[This article describes deaths by suicide, including reference to a method of suicide.]
Asked if they ever think about suicide, prisoners sitting around a dayroom table at a medium-security facility in Georgia considered the answer fairly self-evident.
“Mostly just when I hear of another one happening.”
“I suppose everyone thinks about it.”
All of us are serving life sentences. Someone joked that personally, their window in which to contemplate suicide had closed, as by now they had “invested decades in outliving the thing.” But the reality is that, as state and federal prison sentences grow longer and longer, suicide becomes a larger presence in our daily lives as time goes on.
The heightened risk of suicide in jails is driven by the fact that detainees are in acute crisis, and that if you happen to be contemplating suicide then jail is an extremely conducive environment in which to do that. Shame, loss, uncertainty and physical isolation often exacerbate the effects of mental illness and/or chaotic substance use.

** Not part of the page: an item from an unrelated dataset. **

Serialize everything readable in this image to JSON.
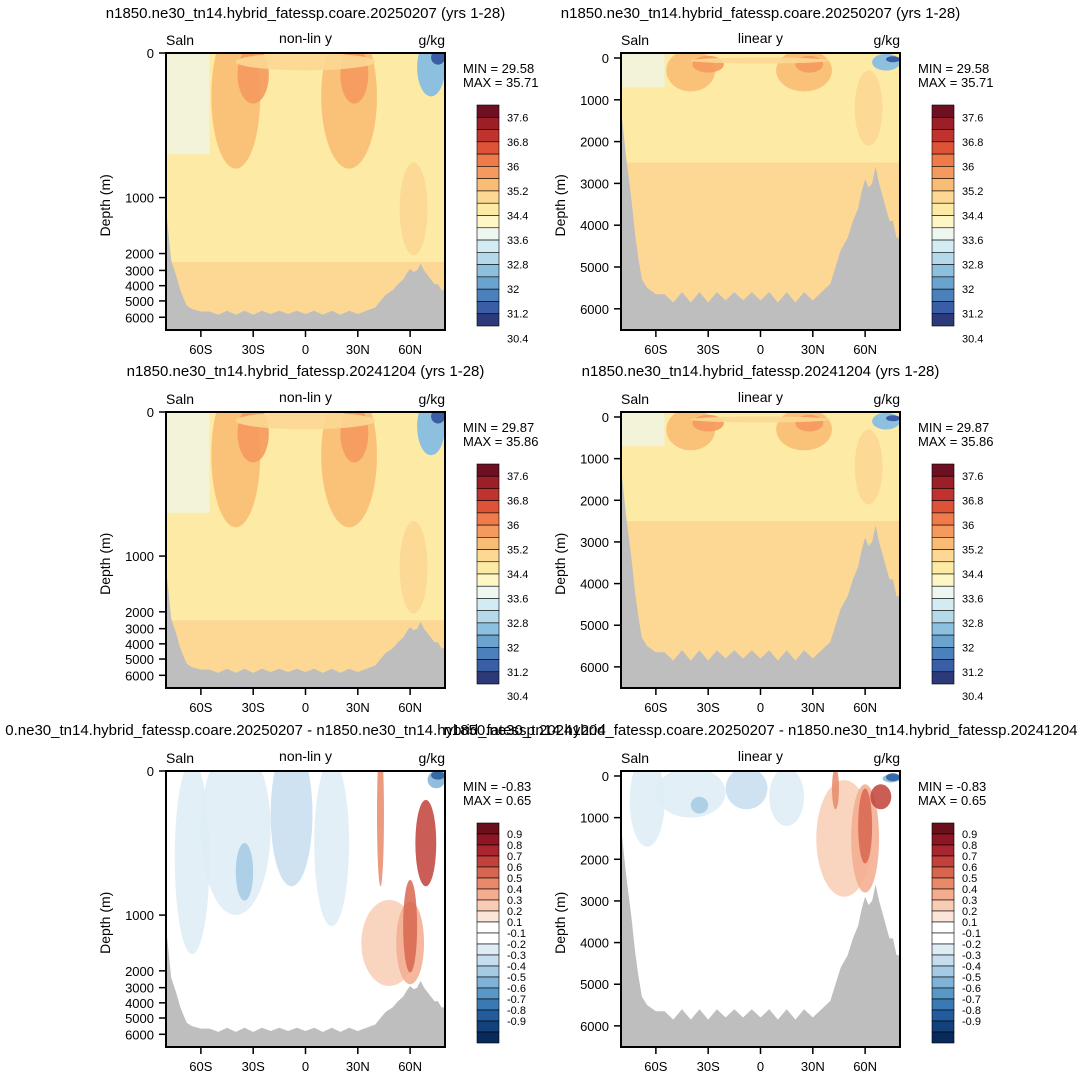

“[Some] observers assume that, while the risk of suicide looms large in jail among inmates facing the initial stages of confinement, such risk dissipates over time in prison as individuals become more comfortable or tolerant of their predicament and develop coping skills to effectively handle life behind bars,” the National Institute of Corrections wrote in a 1995 report on prison suicide. “This assumption, of course, has not been empirically studied [and] is far too simplistic … the precipitating factors in suicidal behavior among prison inmates are somewhat different and fester over time.”
Thirty years later, the prison suicide remains severely underresearched. Most states provide either incomplete data on prison suicides or no data at all. But we do know that while most jail suicides happen shortly after arrival, and many suicides in prison happen during the first year of someone’s sentence, the majority of prison suicides happen later on.
Suicide risk is higher among people serving long mandatory minimum sentences, and those with life sentences as their maximum. Research has suggested that people serving life sentences have a very high likelihood of multiple suicide attempts.
“It is escape from their personally unendurable environment that allows no recapture, [and the] strongest statement the incarcerated human being could make in protest of their living condition,” Colo*, 14 years into a life sentence, told Filter. “In prison the living condition is the state’s to set. That human beings find it intolerable [to the point of suicide] even once is inexcusable.”
As the years deepen, many prisoners come to view suicide not only as a means of becoming free, but as an act of resistance.
Slavery is not a condition that becomes tolerable with time. Over the three decades and change I’ve spent in Georgia prisons, I’ve seen time and again that as the years of someone’s captivity deepen, they often come to view suicide not only as a means of becoming free, but specifically as an act of resistance against the state by denying further opportunities for indignity and torment.
Researchers have often pointed out that, given that the nature of prison is 24/7 surveillance and zero autonomy, none of us should even be able to die by suicide in the first place. Yet the understaffing crisis means not only that no one is around to provide mental health care, no one’s watching even the suicide observation rooms like they’re supposed to. We issue calls for transparency around deaths-in-custody data, and then we allow prisons to simply continue ignoring them.
Bo*, more than 40 years into a life sentence, noted how prominent a theme suicide is in Russian literature set in Soviet labor camps.
“In the 1950s Gulag, the zek [prisoners] knew they faced years of toil and misery followed by banishment far from home—if they lived,” Bo told Filter. “Aleksandr Solzhenitsyn wrote in The Gulag Archipelago of hearing in the dark the sound of stools falling over as another zek hung himself from the rafters. It is telling that 75 years later the subject of prison suicide is still relevant.”